Right now, single adults, do not qualify for Medicaid in Missouri; and a family of four must earn less than $5,550 a year to qualify, according to the Missouri Foundation for Health.
Medicaid expansion would mean single adults earning up to $18,000 a year would be eligible for Medicaid. Healthcare for Missouri leaders stated an estimated 230,0000 Missourians would be eligible to get healthcare under the expansion and it could create 16,000 jobs.
The Kaiser Family Foundation has a map showing 38 states, including Washington D.C., have adopted Medicaid expansion.
The Missouri Chamber of Commerce and several labor unions want Missouri to be number 39.
"Business and labor agree on very few things in Missouri. They both agree on Medicaid expansion," Cardetti said.
Missouri Gov.
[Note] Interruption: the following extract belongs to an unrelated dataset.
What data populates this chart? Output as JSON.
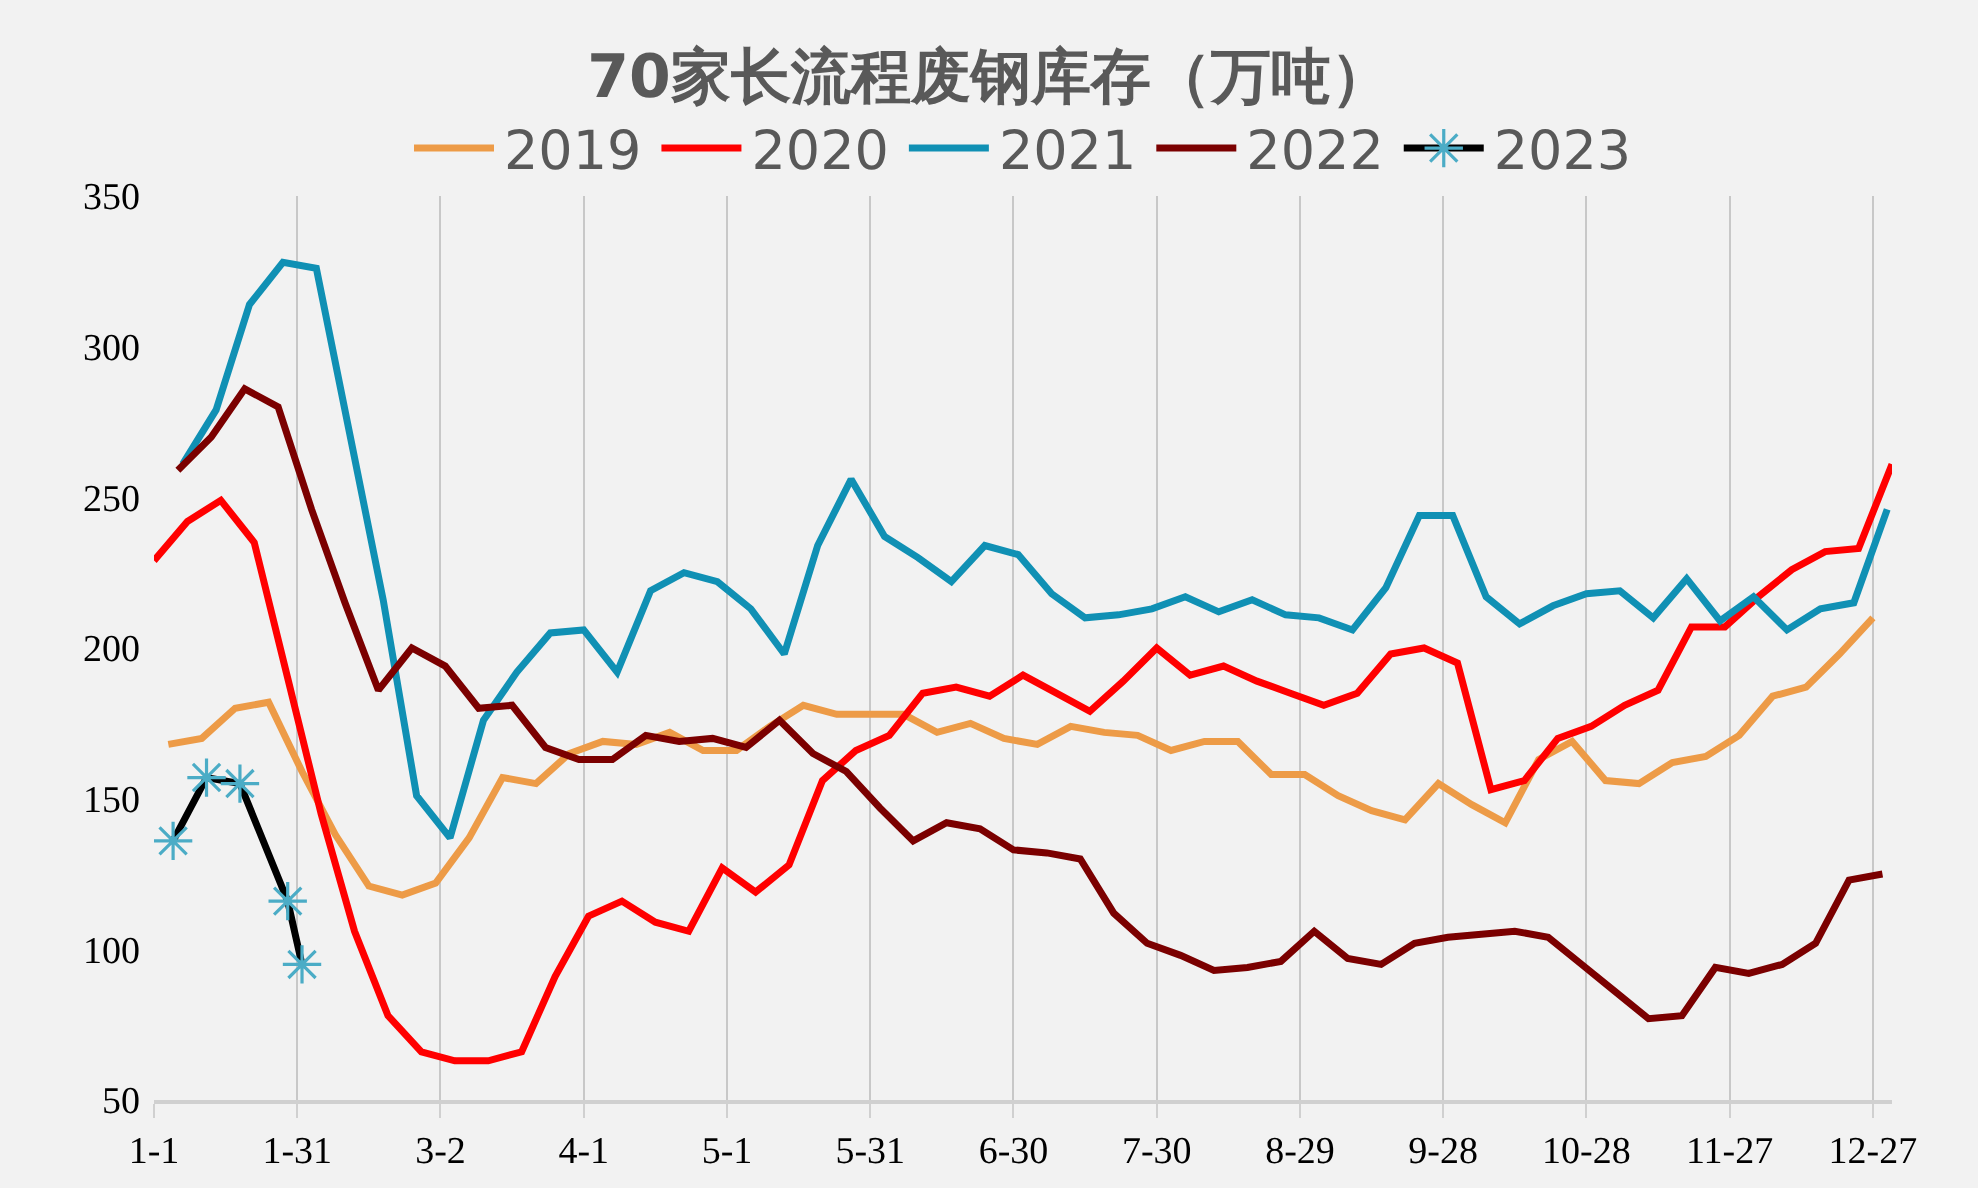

Mike Parson is asking voters to ask themselves a question before casting their ballot in the August 4 election.
"Can you afford it, or what do you want to give up because that $175 million, or $250 million or the $300 million, whatever it's going to be will have to come from other programs?" Parson asked.
If voters approve the proposed constitutional amendment to expand Medicaid, Parson said it's possible education funding would have to be cut along with funding for state roads and bridges to make sure that Medicaid expansion is fully funded.